L’article 32 du RGPD prévoit que chaque responsable de traitement doit mettre en place des mesures techniques et organisationnelles adaptées au niveau de risque. Cette obligation concerne directement les sites internet des TPE et PME.

En pratique, cela signifie qu’un site professionnel doit être protégé contre :

  • les accès non autorisés ;
  • les pertes de données ;
  • les fuites d’informations ;
  • les cyberattaques ;
  • les erreurs de configuration ;
  • les compromissions de comptes administrateur.
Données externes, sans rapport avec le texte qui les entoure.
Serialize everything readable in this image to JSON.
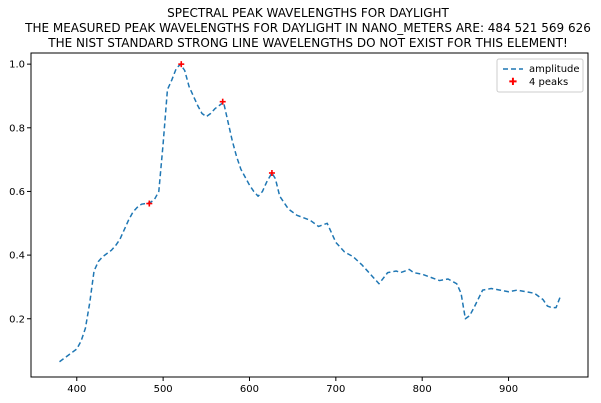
{
  "chart_data": {
    "type": "line",
    "title_lines": [
      "SPECTRAL PEAK WAVELENGTHS FOR DAYLIGHT",
      "THE MEASURED PEAK WAVELENGTHS FOR DAYLIGHT IN NANO_METERS ARE: 484 521 569 626",
      "THE NIST STANDARD STRONG LINE WAVELENGTHS DO NOT EXIST FOR THIS ELEMENT!"
    ],
    "xlabel": "",
    "ylabel": "",
    "xlim": [
      347,
      992
    ],
    "ylim": [
      0.017,
      1.035
    ],
    "x_ticks": [
      400,
      500,
      600,
      700,
      800,
      900
    ],
    "y_ticks": [
      0.2,
      0.4,
      0.6,
      0.8,
      1.0
    ],
    "x_tick_labels": [
      "400",
      "500",
      "600",
      "700",
      "800",
      "900"
    ],
    "y_tick_labels": [
      "0.2",
      "0.4",
      "0.6",
      "0.8",
      "1.0"
    ],
    "grid": false,
    "legend_position": "top-right",
    "series": [
      {
        "name": "amplitude",
        "style": "dashed",
        "color": "#1f77b4",
        "x": [
          380,
          385,
          390,
          395,
          400,
          405,
          410,
          415,
          420,
          425,
          430,
          435,
          440,
          445,
          450,
          455,
          460,
          465,
          470,
          475,
          480,
          485,
          490,
          495,
          500,
          505,
          510,
          515,
          520,
          525,
          530,
          535,
          540,
          545,
          550,
          555,
          560,
          565,
          570,
          575,
          580,
          585,
          590,
          595,
          600,
          605,
          610,
          615,
          620,
          626,
          630,
          635,
          640,
          645,
          650,
          655,
          660,
          670,
          680,
          690,
          700,
          710,
          720,
          730,
          740,
          750,
          760,
          770,
          775,
          780,
          785,
          790,
          800,
          810,
          820,
          830,
          840,
          845,
          850,
          855,
          860,
          870,
          880,
          890,
          900,
          910,
          920,
          930,
          940,
          945,
          950,
          955,
          960
        ],
        "values": [
          0.065,
          0.075,
          0.085,
          0.095,
          0.105,
          0.13,
          0.17,
          0.25,
          0.35,
          0.38,
          0.395,
          0.405,
          0.415,
          0.43,
          0.45,
          0.48,
          0.51,
          0.535,
          0.55,
          0.56,
          0.562,
          0.565,
          0.575,
          0.6,
          0.75,
          0.92,
          0.95,
          0.985,
          1.0,
          0.98,
          0.93,
          0.9,
          0.87,
          0.845,
          0.835,
          0.845,
          0.86,
          0.87,
          0.88,
          0.82,
          0.76,
          0.71,
          0.67,
          0.645,
          0.62,
          0.6,
          0.585,
          0.6,
          0.63,
          0.658,
          0.64,
          0.585,
          0.565,
          0.545,
          0.535,
          0.525,
          0.52,
          0.51,
          0.49,
          0.5,
          0.44,
          0.41,
          0.395,
          0.37,
          0.34,
          0.31,
          0.345,
          0.35,
          0.345,
          0.35,
          0.355,
          0.345,
          0.34,
          0.33,
          0.32,
          0.325,
          0.31,
          0.28,
          0.2,
          0.21,
          0.235,
          0.29,
          0.295,
          0.29,
          0.285,
          0.29,
          0.285,
          0.28,
          0.26,
          0.24,
          0.235,
          0.235,
          0.27
        ]
      },
      {
        "name": "4 peaks",
        "style": "markers",
        "color": "#ff0000",
        "x": [
          484,
          521,
          569,
          626
        ],
        "values": [
          0.562,
          1.0,
          0.882,
          0.658
        ]
      }
    ]
  }
}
Le RGPD ne fournit pas une liste technique exhaustive. Cependant, les recommandations de la CNIL et les standards actuels de cybersécurité convergent vers plusieurs exigences minimales devenues indispensables.

Pour aller plus loin sur les protections techniques attendues, consultez notre guide complet sur la sécurité site web.

Quels sites internet sont concernés par le RGPD et la sécurité web ?

La majorité des sites de TPE et PME collectent au moins une donnée personnelle. Dès qu’un visiteur transmet une information identifiable, le RGPD s’applique.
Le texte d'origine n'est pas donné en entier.